Examples of digital or compliance improvements would include the following:
1. Mandatory reporting of cryptocurrency transactions by cryptocurrency exchanges to the income tax department to increase transparency.
2. Recognition of Central Bank Digital Currency (CBDC) as a legitimate method of payment under the tax rules.
3. A better method for determining the fair market value (fair market value) of assets such as real estate or jewelry for tax purposes.
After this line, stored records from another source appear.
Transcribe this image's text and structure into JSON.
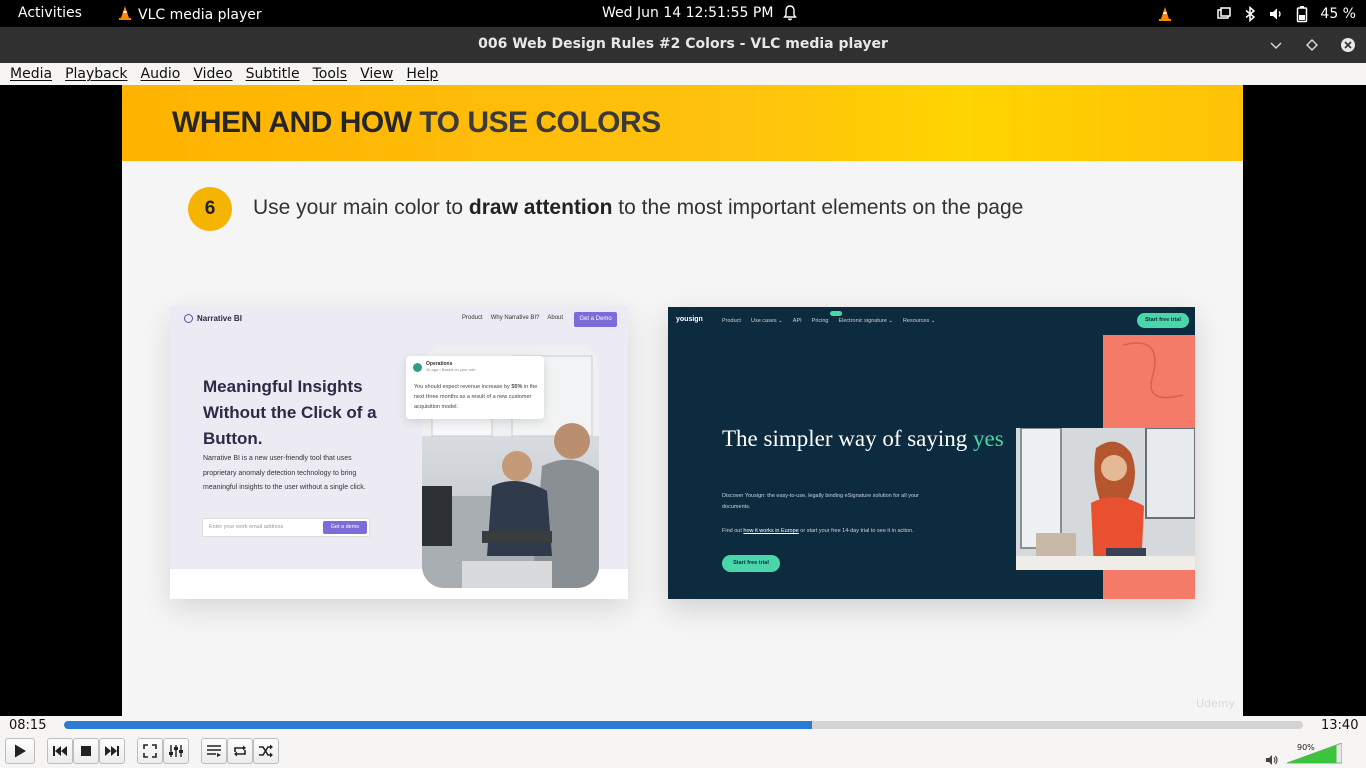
{
  "topbar": {
    "activities": "Activities",
    "app_name": "VLC media player",
    "clock": "Wed Jun 14  12:51:55 PM",
    "battery": "45 %"
  },
  "window": {
    "title": "006 Web Design Rules #2 Colors - VLC media player"
  },
  "menu": {
    "items": [
      "Media",
      "Playback",
      "Audio",
      "Video",
      "Subtitle",
      "Tools",
      "View",
      "Help"
    ]
  },
  "slide": {
    "heading_bold": "WHEN AND HOW",
    "heading_rest": " TO USE COLORS",
    "rule_number": "6",
    "rule_pre": "Use your main color to ",
    "rule_bold": "draw attention",
    "rule_post": " to the most important elements on the page",
    "watermark": "Udemy",
    "narrative": {
      "logo": "Narrative BI",
      "nav": [
        "Product",
        "Why Narrative BI?",
        "About"
      ],
      "demo_button": "Get a Demo",
      "hero": "Meaningful Insights Without the Click of a Button.",
      "description": "Narrative BI is a new user-friendly tool that uses proprietary anomaly detection technology to bring meaningful insights to the user without a single click.",
      "email_placeholder": "Enter your work email address",
      "email_button": "Get a demo",
      "notif_title": "Operations",
      "notif_sub": "1h ago • Based on your rule",
      "notif_pre": "You should expect revenue increase by ",
      "notif_bold": "55%",
      "notif_post": " in the next three months as a result of a new customer acquisition model."
    },
    "yousign": {
      "logo": "yousign",
      "nav": [
        "Product",
        "Use cases ⌄",
        "API",
        "Pricing",
        "Electronic signature ⌄",
        "Resources ⌄"
      ],
      "top_button": "Start free trial",
      "headline_pre": "The simpler way of saying ",
      "headline_accent": "yes",
      "sub1": "Discover Yousign: the easy-to-use, legally binding eSignature solution for all your documents.",
      "sub2_pre": "Find out ",
      "sub2_link": "how it works in Europe",
      "sub2_post": " or start your free 14-day trial to see it in action.",
      "main_button": "Start free trial"
    }
  },
  "player": {
    "elapsed": "08:15",
    "total": "13:40",
    "progress_fraction": 0.604,
    "volume_label": "90%",
    "volume_fraction": 0.9
  },
  "colors": {
    "progress": "#2a7bd1",
    "volume": "#3cc43c",
    "banner": "#ffc20e",
    "yousign_bg": "#0d2b3e",
    "yousign_accent": "#4ad6a8",
    "coral": "#f47b67",
    "narrative_purple": "#7b6cd9"
  },
  "icons": {
    "app": "vlc-cone-icon",
    "bell": "bell-icon",
    "tray": [
      "vlc-cone-icon",
      "screen-icon",
      "bluetooth-icon",
      "speaker-icon",
      "battery-icon"
    ],
    "window": [
      "minimize-icon",
      "maximize-icon",
      "close-icon"
    ],
    "controls": [
      "play-icon",
      "previous-icon",
      "stop-icon",
      "next-icon",
      "fullscreen-icon",
      "extended-settings-icon",
      "playlist-icon",
      "loop-icon",
      "shuffle-icon",
      "volume-icon"
    ]
  }
}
Public consultations on these draft rules will end on 22 February. Stakeholders such as professional and individual taxpayers may submit feedback prior to the finalization of the rules likely during the first week of March. These rules will be effective for tax compliance under the new Act for the tax year beginning on 1 April, 026.
What Remains Unchanged?
The overall Income Tax Act and the announcement of the Budget have created the original tax rates/slabs as well as what exemptions will exist (ie. no tax on income below a defined amount), rather than this draft of rules.
In addition, it appears that this draft of rules will deal with procedures, thresholds, reporting, and compliance (i.e., no significant changes to the tax liabilities).